地方大学が入学定員割れ 少子化響き経営厳しく

地域別の大学入学定員充足率

 文部科学省は、入学定員を超過した私立大学に対して、超過人数に応じて補助金を減らすなどの抑制策を導入するという。地方創生を進めるため、学生の大都市圏への集中を是正するのが狙いだ。

 日本私立学校振興・共済事業団がまとめた平成26年度の調査によると、地域別の大学入学定員充足率は、東京が109.53%に達している他、愛知103.53%、大阪105.15%など大都市圏で高い。それに対して、北海道95.39%、東北(宮城を除く)81.86%、中国94.06%、四国90.47%、九州(福岡を除く)93.93%など地方では100%を割り込んでいる所が多い。また、定員割れの大学は265校で、全体の46%を占める。

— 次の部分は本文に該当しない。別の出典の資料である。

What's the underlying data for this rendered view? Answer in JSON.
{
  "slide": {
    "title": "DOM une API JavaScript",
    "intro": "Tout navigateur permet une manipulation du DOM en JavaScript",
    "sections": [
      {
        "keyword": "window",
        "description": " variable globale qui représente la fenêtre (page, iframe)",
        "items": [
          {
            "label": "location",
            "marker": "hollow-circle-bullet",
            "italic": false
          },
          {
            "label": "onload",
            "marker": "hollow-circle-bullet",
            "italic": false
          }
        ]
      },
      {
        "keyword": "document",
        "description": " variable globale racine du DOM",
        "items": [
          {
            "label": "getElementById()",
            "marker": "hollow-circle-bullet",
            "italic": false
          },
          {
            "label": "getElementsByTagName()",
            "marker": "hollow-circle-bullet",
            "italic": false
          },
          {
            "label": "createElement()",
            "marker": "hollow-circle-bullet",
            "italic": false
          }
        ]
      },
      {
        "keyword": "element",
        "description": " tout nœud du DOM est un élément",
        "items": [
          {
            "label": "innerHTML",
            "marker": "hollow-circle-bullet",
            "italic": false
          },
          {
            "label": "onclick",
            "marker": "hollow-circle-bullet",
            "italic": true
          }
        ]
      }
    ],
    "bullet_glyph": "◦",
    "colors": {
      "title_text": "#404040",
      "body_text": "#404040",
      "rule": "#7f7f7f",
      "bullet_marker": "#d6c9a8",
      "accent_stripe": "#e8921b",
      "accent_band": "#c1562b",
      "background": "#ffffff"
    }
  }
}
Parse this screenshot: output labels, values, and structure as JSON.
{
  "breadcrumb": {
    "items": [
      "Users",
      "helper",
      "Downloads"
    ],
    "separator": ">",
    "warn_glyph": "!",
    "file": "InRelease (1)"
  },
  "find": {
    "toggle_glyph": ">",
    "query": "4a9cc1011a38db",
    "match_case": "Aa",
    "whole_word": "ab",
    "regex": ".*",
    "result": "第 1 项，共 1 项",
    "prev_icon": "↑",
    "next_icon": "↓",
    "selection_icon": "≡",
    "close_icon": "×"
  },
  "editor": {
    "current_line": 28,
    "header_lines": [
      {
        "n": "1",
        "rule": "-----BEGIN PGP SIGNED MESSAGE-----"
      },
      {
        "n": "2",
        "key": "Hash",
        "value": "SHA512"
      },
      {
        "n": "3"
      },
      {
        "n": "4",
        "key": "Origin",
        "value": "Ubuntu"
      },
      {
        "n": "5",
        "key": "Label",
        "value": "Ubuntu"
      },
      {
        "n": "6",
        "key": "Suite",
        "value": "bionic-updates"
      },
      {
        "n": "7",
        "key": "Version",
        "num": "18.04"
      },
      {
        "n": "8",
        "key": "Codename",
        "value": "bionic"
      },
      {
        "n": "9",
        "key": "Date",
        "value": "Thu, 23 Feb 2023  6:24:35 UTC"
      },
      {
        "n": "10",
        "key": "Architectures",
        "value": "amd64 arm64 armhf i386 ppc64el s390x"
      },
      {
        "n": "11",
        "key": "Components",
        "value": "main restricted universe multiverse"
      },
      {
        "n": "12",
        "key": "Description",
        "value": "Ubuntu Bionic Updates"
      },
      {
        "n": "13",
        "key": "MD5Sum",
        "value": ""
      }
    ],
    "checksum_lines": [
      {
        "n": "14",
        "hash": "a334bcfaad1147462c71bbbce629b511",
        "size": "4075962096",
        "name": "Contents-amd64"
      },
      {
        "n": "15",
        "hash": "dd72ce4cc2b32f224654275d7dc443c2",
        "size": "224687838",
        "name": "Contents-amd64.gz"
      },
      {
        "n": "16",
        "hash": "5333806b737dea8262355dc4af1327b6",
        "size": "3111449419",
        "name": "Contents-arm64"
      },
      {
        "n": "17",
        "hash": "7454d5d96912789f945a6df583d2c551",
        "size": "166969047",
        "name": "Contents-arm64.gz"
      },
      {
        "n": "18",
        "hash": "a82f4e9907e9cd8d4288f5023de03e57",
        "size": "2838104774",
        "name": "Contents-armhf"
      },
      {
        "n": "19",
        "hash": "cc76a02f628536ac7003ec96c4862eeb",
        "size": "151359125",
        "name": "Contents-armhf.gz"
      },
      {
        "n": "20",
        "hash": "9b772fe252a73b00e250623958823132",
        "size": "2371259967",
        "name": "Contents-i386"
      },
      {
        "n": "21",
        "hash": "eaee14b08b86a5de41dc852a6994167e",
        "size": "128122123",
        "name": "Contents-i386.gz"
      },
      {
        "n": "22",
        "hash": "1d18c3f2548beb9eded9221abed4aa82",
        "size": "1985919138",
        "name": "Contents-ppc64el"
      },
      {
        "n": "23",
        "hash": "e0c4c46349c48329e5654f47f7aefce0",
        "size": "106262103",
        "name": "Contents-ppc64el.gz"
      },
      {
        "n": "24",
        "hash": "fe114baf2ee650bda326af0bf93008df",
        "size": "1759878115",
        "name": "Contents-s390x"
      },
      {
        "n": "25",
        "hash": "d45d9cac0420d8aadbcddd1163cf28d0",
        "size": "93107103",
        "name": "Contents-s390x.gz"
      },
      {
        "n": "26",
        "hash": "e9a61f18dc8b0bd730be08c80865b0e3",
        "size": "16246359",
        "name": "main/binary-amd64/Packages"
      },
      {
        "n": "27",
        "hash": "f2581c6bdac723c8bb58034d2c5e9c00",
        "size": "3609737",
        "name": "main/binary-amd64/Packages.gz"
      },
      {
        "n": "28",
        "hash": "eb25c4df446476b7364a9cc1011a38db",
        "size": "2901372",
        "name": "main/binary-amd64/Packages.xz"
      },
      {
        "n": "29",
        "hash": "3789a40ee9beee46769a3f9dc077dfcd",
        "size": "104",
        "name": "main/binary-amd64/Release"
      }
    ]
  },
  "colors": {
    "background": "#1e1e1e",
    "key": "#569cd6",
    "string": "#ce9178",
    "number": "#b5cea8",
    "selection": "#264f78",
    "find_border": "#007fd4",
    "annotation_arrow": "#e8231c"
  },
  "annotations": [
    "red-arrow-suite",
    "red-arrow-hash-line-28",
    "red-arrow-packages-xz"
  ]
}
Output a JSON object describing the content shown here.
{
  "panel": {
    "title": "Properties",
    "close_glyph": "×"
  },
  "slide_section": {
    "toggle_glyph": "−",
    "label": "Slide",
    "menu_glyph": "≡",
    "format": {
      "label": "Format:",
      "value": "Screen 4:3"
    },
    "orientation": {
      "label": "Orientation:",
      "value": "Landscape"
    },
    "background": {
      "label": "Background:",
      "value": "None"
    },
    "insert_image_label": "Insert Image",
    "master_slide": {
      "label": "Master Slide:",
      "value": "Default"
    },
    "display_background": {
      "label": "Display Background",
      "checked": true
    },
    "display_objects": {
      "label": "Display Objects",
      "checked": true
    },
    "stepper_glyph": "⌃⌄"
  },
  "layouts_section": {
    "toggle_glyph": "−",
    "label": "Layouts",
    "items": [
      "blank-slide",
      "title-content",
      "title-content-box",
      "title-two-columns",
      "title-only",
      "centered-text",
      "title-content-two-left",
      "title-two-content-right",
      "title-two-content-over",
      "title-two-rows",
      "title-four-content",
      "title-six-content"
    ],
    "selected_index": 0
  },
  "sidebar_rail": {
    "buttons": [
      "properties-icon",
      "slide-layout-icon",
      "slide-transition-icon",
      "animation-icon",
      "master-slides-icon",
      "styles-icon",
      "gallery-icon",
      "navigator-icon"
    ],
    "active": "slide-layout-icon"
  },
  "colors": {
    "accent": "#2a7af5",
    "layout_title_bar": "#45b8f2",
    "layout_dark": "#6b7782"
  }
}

 地方創生では、大学への期待が大きい。政府が昨年12月に決定した「まち・ひと・しごと創生総合戦略」では、2020年までの目標として、自県大学進学者の割合や卒業生の県内就職の割合を高め、地域産業を担う人材を育成するとしている。

 ただ、現状は少子化で大学経営は厳しい状態が続く。経済的実利優先で人文系の学問が軽視されているのではないかと懸念する声もある。大学とは何か、社会にどう貢献するのかを改めて考えるべき機会かもしれない。